Now imagine that you purchase a new car – one that has built-in system diagnostics. From the time you first drive away from the dealership it actively tracks the accumulation of miles. What’s more it evaluates the outside temperature, driving conditions, load, and amount of idling. The car’s algorithm assesses all of these factors and proactively alerts you to the need for an oil change. It might occur at the 5,000 mile market, or it might not. That’s an example of Predictive Maintenance – an advanced approach to protecting assets.
Predictive Maintenance stands apart from more traditional and preventive approaches in that it doesn’t rely on time as the sole, deciding factor. As the name suggests predictions in an industrial setting are made when maintenance of plant equipment are assessed as necessary. While time is often a key factor predictions are based on other important and measurable equipment attributes. This approach to maintaining equipment is increasingly the norm across the process industries.
If controller performance monitoring technologies are also predictive, then how are they related to the Predictive Maintenance solutions available in the market? Here are several aspects that link the two:
Control loop monitoring tools provide alerting mechanisms similar to their predictive maintenance counterparts. More specifically, most loop monitoring tools employ a combination of real-time alerts and scheduled reports. Users subscribe to the tool’s alerting and reporting functions that align with their specific job function or area of responsibility. Together these capabilities assure that important information is delivered on time and that appropriate issue ownership is established.
As with predictive maintenance technologies, key performance indices (KPIs) enable controller performance monitoring tools to accurately measure the health of plant assets – in this case assets are individual PID loops and the associated mechanical equipment. Representative control loop KPIs include those that evaluate mechanical issues like Stiction as well as PID controller challenges such as oscillation. These KPIs proactively measure control loop attributes that are key to production.
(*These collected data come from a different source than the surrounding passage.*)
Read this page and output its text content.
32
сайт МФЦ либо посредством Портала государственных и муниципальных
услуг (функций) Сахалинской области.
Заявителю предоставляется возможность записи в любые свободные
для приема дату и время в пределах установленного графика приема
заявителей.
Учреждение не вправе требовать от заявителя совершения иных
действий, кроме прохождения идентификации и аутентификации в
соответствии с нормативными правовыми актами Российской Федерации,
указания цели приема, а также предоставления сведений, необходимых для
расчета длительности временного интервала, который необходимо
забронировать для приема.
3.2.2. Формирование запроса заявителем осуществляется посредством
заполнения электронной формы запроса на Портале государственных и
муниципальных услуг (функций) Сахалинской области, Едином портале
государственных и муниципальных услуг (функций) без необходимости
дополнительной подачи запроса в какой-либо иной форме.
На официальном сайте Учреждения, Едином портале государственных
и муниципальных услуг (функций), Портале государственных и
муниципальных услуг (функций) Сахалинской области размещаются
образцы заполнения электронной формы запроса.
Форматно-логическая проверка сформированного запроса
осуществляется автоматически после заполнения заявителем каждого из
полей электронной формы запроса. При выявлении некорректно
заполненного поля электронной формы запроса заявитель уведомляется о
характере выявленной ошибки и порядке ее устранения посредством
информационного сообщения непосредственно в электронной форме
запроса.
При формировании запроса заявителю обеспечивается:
Predictive maintenance solutions assign thresholds that trigger alarms if and when those thresholds are surpassed. Similarly loop performance monitoring tools set specific thresholds to the various KPIs so that appropriate staff are alerted when performance slips into inefficient and/or harmful territory. They serve notice that either an investigation or an adjustment is warranted in order to reestablish safe, efficient control.
The average production facility has 100s if not 1000s of control loops so it should be expected that controller performance monitoring technologies rank each
identified issue from high to low. That’s no different than most predictive maintenance solutions. Just as some assets have a higher value than others in a plant, so too the performance of some PID loops outweigh others in terms of their impact on production. By prioritizing issues loop monitoring products assure that attention is appropriately paid to the loops that matter most.
Clearly there are numerous similarities between controller performance monitoring technologies and Predictive Maintenance solutions. Both provide manufacturers with valuable advance warning. While similar in nature they assess the health of different parts of a production process. As with the oil in your car there are plenty of things at a plant that can go wrong and that can bring production to a halt.